A man who helped a Jewish girl escape the Nazis in the Second World War has had his heroism posthumously recognised.
Former Grantley and Kirkby Malzeard resident Bill “Buster” Scruton, who was a prisoner of war in Germany when the events unfolded, has been awarded a British Heroes of the Holocaust medal by the Government as well as being accorded Righteous Among Nations by Yad Vashem, the Holocaust Martyrs’ and Heroes’ Remembrance Authority.
His awards were collected on his behalf by his nieces, Barbara Topham of Ripon and Mavis Shaw of Knaresborough.
Barbara said: “The recognition is well-deserved – we just wish it had been done a little sooner when he was still alive to receive it himself.”
Mr Scruton was among a group of British prisoners of war captured in France in 1940 and transferred to the east to work on German farms near the Baltic coast.
It was in the summer of 1944 when one of his fellow prisoners discovered Sarah, a 16-year-old Lithuanian, taking refuge in a barn after she managed to escape a “death march” of Jewish prisoners who were being moved from the Shavli ghetto to the Stutthof concentration camp as the Soviet army approached.
Mr Scruton’s group of soldiers smuggled Sarah into their own prisoner of war camp, Stalag 20B in Gross-Golmkau, where they hid her in a hay loft – a potentially dangerous move as it was very near a German police station and the barn housed the police’s horses.

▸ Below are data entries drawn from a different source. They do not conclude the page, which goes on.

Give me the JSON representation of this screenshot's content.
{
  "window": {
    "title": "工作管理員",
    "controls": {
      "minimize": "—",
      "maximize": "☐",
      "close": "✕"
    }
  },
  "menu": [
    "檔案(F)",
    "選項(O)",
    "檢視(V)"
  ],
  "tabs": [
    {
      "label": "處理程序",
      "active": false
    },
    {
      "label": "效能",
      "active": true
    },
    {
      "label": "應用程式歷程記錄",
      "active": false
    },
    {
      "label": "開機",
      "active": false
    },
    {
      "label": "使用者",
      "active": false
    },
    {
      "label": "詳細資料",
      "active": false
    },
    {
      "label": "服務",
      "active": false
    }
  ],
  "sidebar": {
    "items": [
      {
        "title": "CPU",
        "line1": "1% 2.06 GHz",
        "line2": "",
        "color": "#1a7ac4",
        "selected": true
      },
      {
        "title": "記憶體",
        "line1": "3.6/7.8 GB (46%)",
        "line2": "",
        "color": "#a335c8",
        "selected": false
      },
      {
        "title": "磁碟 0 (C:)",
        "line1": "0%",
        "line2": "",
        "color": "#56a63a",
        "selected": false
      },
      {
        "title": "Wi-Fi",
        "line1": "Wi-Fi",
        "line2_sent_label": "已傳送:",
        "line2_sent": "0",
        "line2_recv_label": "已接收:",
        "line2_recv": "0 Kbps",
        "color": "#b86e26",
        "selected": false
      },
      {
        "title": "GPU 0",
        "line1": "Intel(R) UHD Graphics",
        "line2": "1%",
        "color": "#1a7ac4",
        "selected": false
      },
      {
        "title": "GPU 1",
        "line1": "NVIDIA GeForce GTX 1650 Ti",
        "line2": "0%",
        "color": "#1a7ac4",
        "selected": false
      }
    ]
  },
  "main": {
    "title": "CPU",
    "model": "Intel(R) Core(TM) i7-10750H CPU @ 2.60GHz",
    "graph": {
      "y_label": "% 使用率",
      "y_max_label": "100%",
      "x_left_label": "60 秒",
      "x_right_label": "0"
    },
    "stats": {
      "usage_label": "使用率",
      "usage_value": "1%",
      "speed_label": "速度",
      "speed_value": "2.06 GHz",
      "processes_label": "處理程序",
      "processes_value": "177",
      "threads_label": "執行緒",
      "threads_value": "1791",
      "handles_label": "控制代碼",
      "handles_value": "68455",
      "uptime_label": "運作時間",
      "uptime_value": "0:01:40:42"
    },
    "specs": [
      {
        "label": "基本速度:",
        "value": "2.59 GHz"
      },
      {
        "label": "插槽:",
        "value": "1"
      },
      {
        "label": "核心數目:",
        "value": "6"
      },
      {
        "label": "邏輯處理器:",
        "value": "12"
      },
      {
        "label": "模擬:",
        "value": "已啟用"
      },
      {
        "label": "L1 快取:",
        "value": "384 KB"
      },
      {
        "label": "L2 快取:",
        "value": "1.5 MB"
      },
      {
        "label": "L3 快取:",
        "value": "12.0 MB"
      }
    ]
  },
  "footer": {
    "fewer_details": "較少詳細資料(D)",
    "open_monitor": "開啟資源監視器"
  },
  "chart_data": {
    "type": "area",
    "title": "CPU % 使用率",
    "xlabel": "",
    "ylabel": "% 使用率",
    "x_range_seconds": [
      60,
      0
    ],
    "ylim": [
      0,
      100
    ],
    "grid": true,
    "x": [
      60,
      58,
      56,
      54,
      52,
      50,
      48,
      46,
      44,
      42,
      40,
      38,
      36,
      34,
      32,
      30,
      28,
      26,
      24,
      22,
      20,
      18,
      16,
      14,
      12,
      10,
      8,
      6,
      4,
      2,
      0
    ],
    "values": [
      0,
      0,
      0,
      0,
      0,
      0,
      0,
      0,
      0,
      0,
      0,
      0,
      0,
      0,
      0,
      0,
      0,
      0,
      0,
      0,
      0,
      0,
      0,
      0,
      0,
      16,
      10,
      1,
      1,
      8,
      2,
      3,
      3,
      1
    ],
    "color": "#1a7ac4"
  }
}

Because of her fragile condition, the men took turns in caring for her – bringing her food, tending her frostbite, applying paraffin to her hair to ward off lice, bathing her and nursing her back to health.
Soon, however, the prisoners of war were to be moved and the men arranged for a local woman to take care of Sarah until the arrival of the Red Army.
She eventually moved to the United States where she has led a long and happy life into her eighties.
Mr Scruton died in 1987 at the age of 79.